Patients with severe COVID-19 infection are likely to be admitted to hospitals, including intensive care units, and placed on prophylactic anticoagulation. They also have a higher chance of being investigated for PE. On the other hand, patients with mild disease are unlikely to be hospitalized and readily investigated for PE. This increases the chances of a missed or delayed diagnosis of PE in this category of patients. We, therefore, recommend that, irrespective of the disease severity or need for hospitalization, all patients with COVID-19 infection, raised D-dimer levels, and persistent or new onset respiratory symptoms need to be further investigated for perfusion abnormalities such as PE. Although the clinical significance of the other causes of perfusion abnormalities in these patients might not be clear, there is a chance that long-term complications might occur if untreated.
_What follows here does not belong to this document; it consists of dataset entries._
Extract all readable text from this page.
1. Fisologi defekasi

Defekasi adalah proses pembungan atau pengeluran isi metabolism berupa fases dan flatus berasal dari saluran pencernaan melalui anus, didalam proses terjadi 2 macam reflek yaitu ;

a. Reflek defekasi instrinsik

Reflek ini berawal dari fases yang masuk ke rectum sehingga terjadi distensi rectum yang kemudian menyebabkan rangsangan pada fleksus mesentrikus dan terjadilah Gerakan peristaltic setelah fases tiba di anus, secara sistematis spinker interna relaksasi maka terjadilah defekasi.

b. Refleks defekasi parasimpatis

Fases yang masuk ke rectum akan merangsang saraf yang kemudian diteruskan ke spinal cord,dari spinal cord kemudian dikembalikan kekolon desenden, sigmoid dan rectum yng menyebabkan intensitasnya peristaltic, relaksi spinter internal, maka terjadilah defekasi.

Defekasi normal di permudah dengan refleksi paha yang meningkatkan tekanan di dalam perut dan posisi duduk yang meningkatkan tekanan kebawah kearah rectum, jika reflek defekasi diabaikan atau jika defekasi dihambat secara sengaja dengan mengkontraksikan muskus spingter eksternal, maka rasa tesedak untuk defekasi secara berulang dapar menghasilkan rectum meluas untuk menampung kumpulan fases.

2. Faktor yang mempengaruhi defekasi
We believe that VQ SPECT/CT study is a very good modality in the identification and follow-up of these perfusion abnormalities. The CT portion of the study is also useful in identifying those patients with mosaic attenuation or associated COVID-19 pneumonia. These findings may likely determine the specific management plan for each of these patients.
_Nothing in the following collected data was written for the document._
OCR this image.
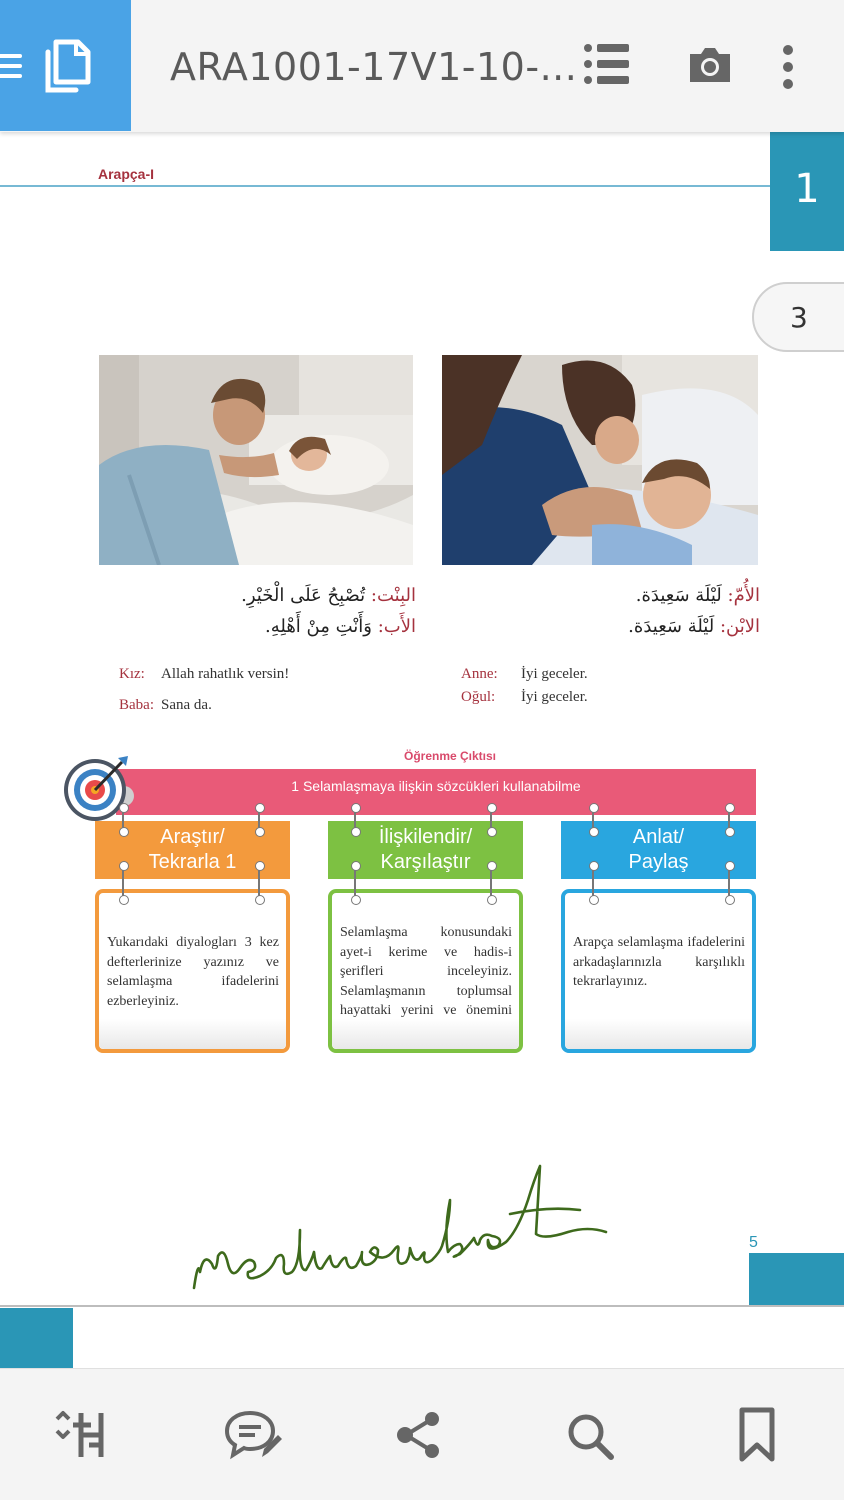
ARA1001-17V1-10-...
Arapça-I	1
3
البِنْت: تُصْبِحُ عَلَى الْخَيْرِ.
الأَب: وَأَنْتِ مِنْ أَهْلِهِ.
الأُمّ: لَيْلَة سَعِيدَة.
الابْن: لَيْلَة سَعِيدَة.
Kız: Allah rahatlık versin!
Baba: Sana da.
Anne: İyi geceler.
Oğul: İyi geceler.
Öğrenme Çıktısı
1 Selamlaşmaya ilişkin sözcükleri kullanabilme
Araştır/
Tekrarla 1
Yukarıdaki diyalogları 3 kez defterlerinize yazınız ve selamlaşma ifadelerini ezberleyiniz.
İlişkilendir/
Karşılaştır
Selamlaşma konusundaki ayet-i kerime ve hadis-i şerifleri inceleyiniz. Selamlaşmanın toplumsal hayattaki yerini ve önemini
Anlat/
Paylaş
Arapça selamlaşma ifadelerini arkadaşlarınızla karşılıklı tekrarlayınız.
5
Some limitations were noted. With a retrospective study design, we could not rule out the existence of some of these lung perfusion abnormalities in our patient population before their COVID-19 infection. We did not identify other possible risk factors for perfusion abnormalities in these patients. We, therefore, recommend that proper prospective studies be carried out in these patients, as this will show the true incidence of perfusion abnormalities in patients with mild COVID 19 infection.

Conclusion

Lung perfusion abnormalities are not an uncommon occurrence in non-hospitalized patients diagnosed with mild COVID-19 infection. Ventilation perfusion SPECT/CT imaging shows promise in identifying the exact type of perfusion abnormalities and lung parenchymal changes present in a sub set of these patients, with raised D-dimer levels and persistent or new onset respiratory symptoms. Although we still do not know the clinical relevance of some of these perfusion abnormalities, VQ SPECT/CT imaging may be a good tool in guiding further management and monitoring response to treatment.